Le indagini condotte dai Carabinieri di Ancona hanno avuto inizio nel mese di settembre dello scorso anno quando la prima vittima, un 43enne di Osimo, si era rivolta ai militari dopo aver subito un’estorsione.
Tutto era iniziato quando il denunciante aveva contattato telefonicamente una ragazza che aveva pubblicato online, su un sito di incontri, un annuncio in cui proponeva prestazioni sessuali a pagamento.
Successivamente, il compagno della donna, pur non essendosi mai concretizzato l’incontro con la vittima, l’aveva minacciata di rendere pubblico il suo interesse per il sesso a pagamento, richiedendo la somma di 100 euro in cambio del suo silenzio.
Le indagini, che si sono sviluppate attraverso l’analisi di tabulati telefonici e telematici, di applicazioni di messaggistica istantanea e approfonditi accertamenti presso i siti internet di annunci, hanno permesso di raccogliere numerosi indizi a carico degli arrestati e di individuare almeno altre trentuno inserzioni di prestazioni sessuali pubblicate online dagli stessi.
Il copione inscenato dagli estorsori era sempre uguale.

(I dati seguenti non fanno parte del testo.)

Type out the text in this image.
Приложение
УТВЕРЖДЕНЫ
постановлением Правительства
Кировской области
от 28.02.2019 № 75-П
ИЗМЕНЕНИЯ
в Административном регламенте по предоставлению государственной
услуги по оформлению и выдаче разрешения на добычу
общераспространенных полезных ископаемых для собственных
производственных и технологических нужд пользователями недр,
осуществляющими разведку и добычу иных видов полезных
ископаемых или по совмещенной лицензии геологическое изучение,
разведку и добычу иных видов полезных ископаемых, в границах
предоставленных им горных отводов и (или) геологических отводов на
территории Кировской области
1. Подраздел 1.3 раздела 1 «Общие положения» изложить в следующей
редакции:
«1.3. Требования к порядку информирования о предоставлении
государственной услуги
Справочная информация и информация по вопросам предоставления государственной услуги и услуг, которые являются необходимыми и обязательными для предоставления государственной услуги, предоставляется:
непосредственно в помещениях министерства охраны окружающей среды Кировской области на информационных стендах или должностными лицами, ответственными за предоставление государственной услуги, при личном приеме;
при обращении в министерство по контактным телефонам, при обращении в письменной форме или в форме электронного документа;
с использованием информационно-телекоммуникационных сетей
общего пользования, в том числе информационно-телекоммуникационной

La coppia entrava in gioco dopo che la donna aveva instaurato il primo contatto con la vittima. Quindi, a prescindere dall’effettiva consumazione del rapporto sessuale – mai verificatosi negli episodi contestati – il raggirato veniva minacciato dall’uomo di diffondere materiale video relativo alla consumazione di rapporti sessuali consumati con altre donne di cui si dichiarava essere il protettore e costretto a consegnare loro il denaro personalmente, incontrandoli per il pagamento nel comune di Civitanova Marche.
I Carabinieri della Stazione di Ancona Principale, nel corso delle indagini, hanno individuato almeno altri quattro episodi estorsivi commessi con lo stesso modus operandi per i quali le vittime, esasperate dalle insistenti e continue richieste di denaro, hanno sporto denuncia negli ultimi tre mesi presso le Stazioni Carabinieri di Sarnano, Monte San Giusto, Montecosaro e Sant’Elpidio a Mare.
L’attività si è conclusa, oltre che con l’arresto dei responsabili in esecuzione dell’ordinanza di custodia cautelare in carcere emessa dal Gip del tribunale di Macerata, anche con l’esecuzione di un decreto di sequestro preventivo di tutti gli account attivati presso i vari siti internet individuati e l’oscuramento degli annunci sessuali ingannevoli, al fine di evitare che altre persone possano cadere nello stesso tranello.